Well ... I guess I should get dressed. I have to go to dads and I don't want him screwing up my whole day ..... This is, again, a very important week for me. I have a two day audit with the state agency which oversees our funding and this is my first encounter in my current position. I am a little nervous, and I really need to be focused, I don't need all this added, petty, childlike BS that the family is dumping in my lap right now. Two weeks to the admission for me .... I would like to be able to travel as clear minded as possible ... not sure how I am going to pull that off right now. My guess is that MJD either didn't get to talk to CWD again, or that he did, and as usual CWD took the high road and the rest of us were all wrong, him being impaired while preaching. It is certainly becoming more and more clear that he has his own problems ... therefore, hard to see anything clearly .... in short ... the conversation didn't go well. I am thinking that I am going to let my phones all go to voicemail today and I will pick and choose whom I chat with.... :)~ my prerogative right??

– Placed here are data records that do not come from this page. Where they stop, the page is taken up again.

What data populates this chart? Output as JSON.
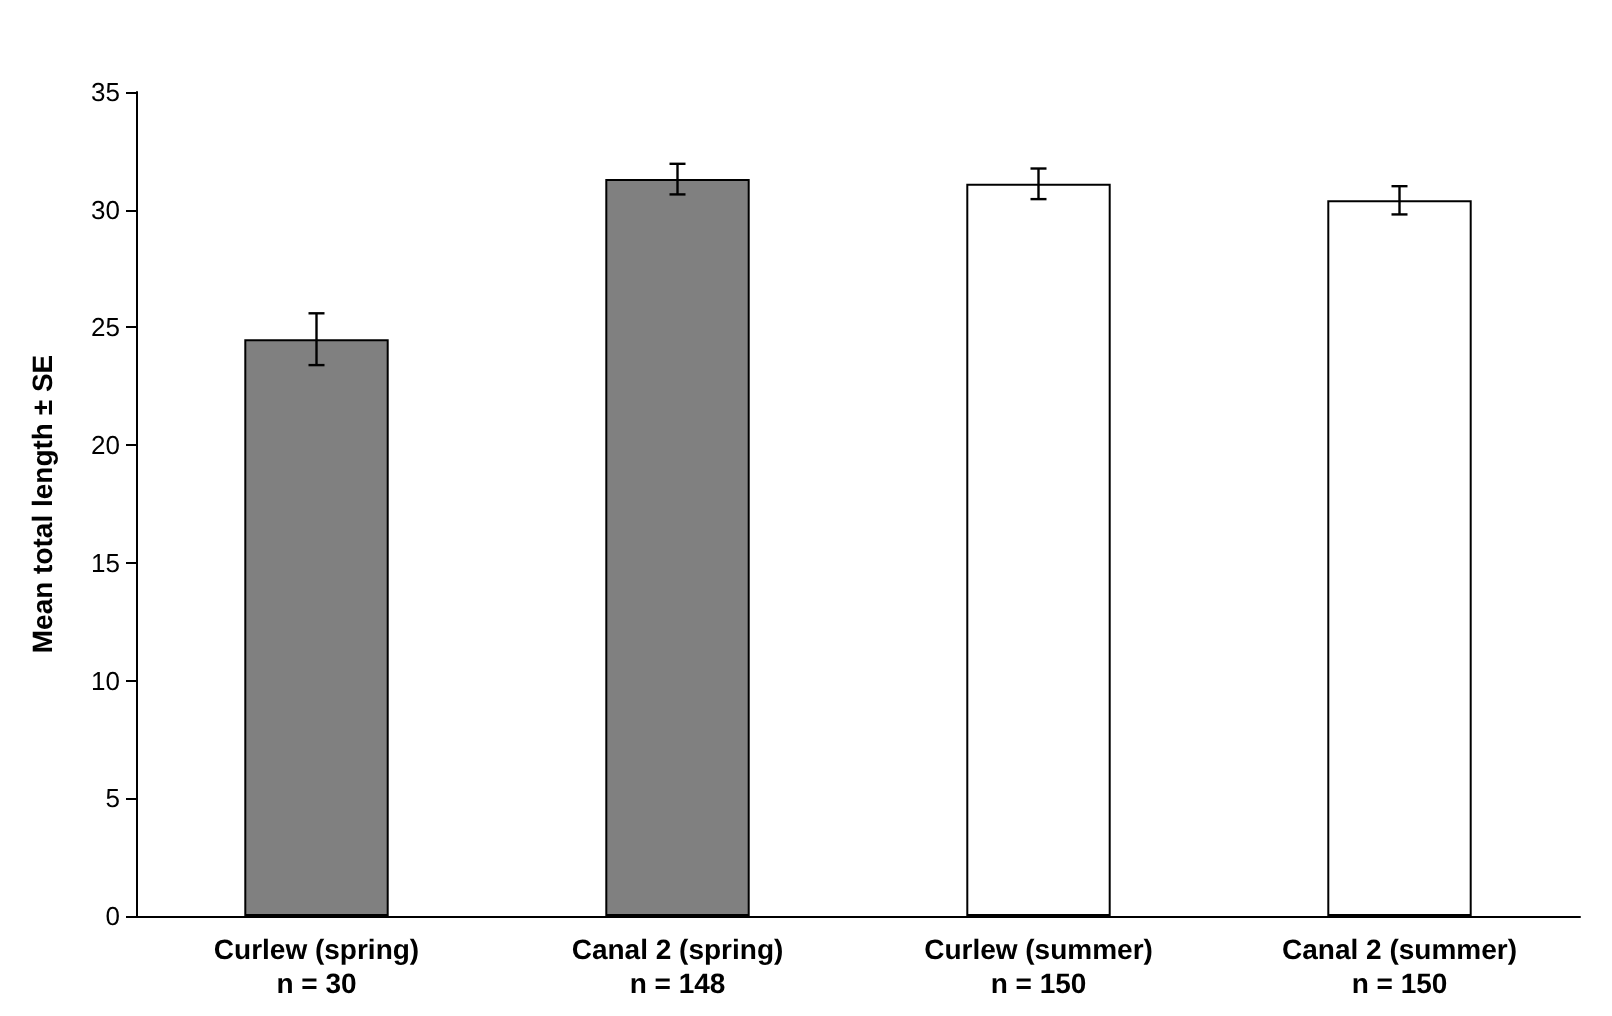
{
  "chart_data": {
    "type": "bar",
    "ylabel": "Mean total length ± SE",
    "categories": [
      "Curlew (spring)\nn = 30",
      "Canal 2 (spring)\nn = 148",
      "Curlew (summer)\nn = 150",
      "Canal 2 (summer)\nn = 150"
    ],
    "values": [
      24.5,
      31.3,
      31.1,
      30.4
    ],
    "errors": [
      1.1,
      0.65,
      0.65,
      0.6
    ],
    "colors": [
      "#808080",
      "#808080",
      "#ffffff",
      "#ffffff"
    ],
    "ylim": [
      0,
      35
    ],
    "yticks": [
      0,
      5,
      10,
      15,
      20,
      25,
      30,
      35
    ],
    "grid": false
  }
}
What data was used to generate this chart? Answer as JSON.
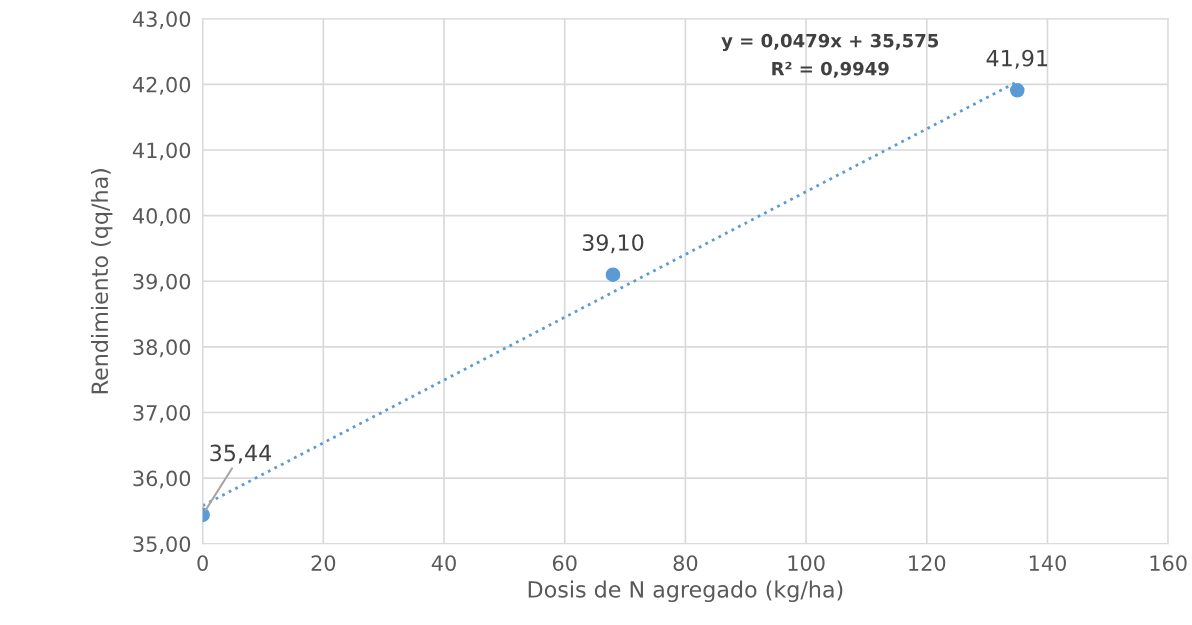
{
  "chart_data": {
    "type": "scatter",
    "xlabel": "Dosis de N agregado (kg/ha)",
    "ylabel": "Rendimiento (qq/ha)",
    "series": [
      {
        "color": "#5b9bd5",
        "x": [
          0,
          68,
          135
        ],
        "values": [
          35.44,
          39.1,
          41.91
        ],
        "value_labels": [
          "35,44",
          "39,10",
          "41,91"
        ],
        "marker": "circle"
      },
      {
        "type": "line",
        "color": "#5b9bd5",
        "x": [
          0,
          135
        ],
        "values": [
          35.58,
          42.04
        ],
        "line_style": "dotted",
        "marker": "none"
      }
    ],
    "annotations": [
      "y = 0,0479x + 35,575",
      "R² = 0,9949"
    ],
    "xlim": [
      0,
      160
    ],
    "xticks": [
      0,
      20,
      40,
      60,
      80,
      100,
      120,
      140,
      160
    ],
    "ylim": [
      35,
      43
    ],
    "yticks": [
      {
        "value": 35,
        "label": "35,00"
      },
      {
        "value": 36,
        "label": "36,00"
      },
      {
        "value": 37,
        "label": "37,00"
      },
      {
        "value": 38,
        "label": "38,00"
      },
      {
        "value": 39,
        "label": "39,00"
      },
      {
        "value": 40,
        "label": "40,00"
      },
      {
        "value": 41,
        "label": "41,00"
      },
      {
        "value": 42,
        "label": "42,00"
      },
      {
        "value": 43,
        "label": "43,00"
      }
    ],
    "grid": true,
    "legend": false
  }
}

The stress is severely effecting my BGs and on top of what they are doing without adding anything other than my day-to-day life .... is not good and I really am beginning to hate the way I feel on most days .... the constant nausea, cramping pain, I feel my own balance becoming off ... part of the neuropathy in my feet .... I fake it pretty well on most days ... but I am so not as graceful as I once was .... and I HATE having it be so obvious that I am failing. Maybe if I had not been so good at keeping things under wraps, my siblings would have a small idea of what I have lived with all these years, then add the care taking, and complications of my disease, and see what really goes on in my life ... most likely, that wouldn't make any real difference either for those who don't want to see the black and white of a situation will continue to see the rose colored image of their own minds.
Okay ..... got to get to it ... before long I will want to nap ... like right now ... hahaha ... I could so go back to bed and just say .... carry on without me today.
Have a glorious Sunday .....
US vs. Canada today ..... Puck up!!
Peace and Light
et
Oops, I posted my comment on the wrong post. I am still glad that Hillary is home.
ReplyDeleteHave you looked into some alternatives for your Dad? Maybe it is time to look into some assisted living. I am not sure what type of living arrangement he has now, but it sounds like he could use some people around to help him through his day. Maybe someone to clearn and cook for him? Bring him to appointments? That type of thing. There are places up here that provide services on a need basis. They encrease the services with the people?? Jsut a thought.
Try to keep yourself calm and focus on the great things that will be happening in your very near future.
Love ya,
Deb
Well USA won! :)
ReplyDeleteIt's always fun to have someone who is never around tell you how you should handle things! We had one of those who thought he should be in charge of my Dad's health care proxy and threatened to try and have my Mom removed! Feel your pain - pay no attention - it's best to not go there and upset yourself - just continue to do what you have to do - unless someone shows up and offers to take your Dad to live with them!
Just checking in. You may be traveling, so best of luck to you. Keeping you in my prayers.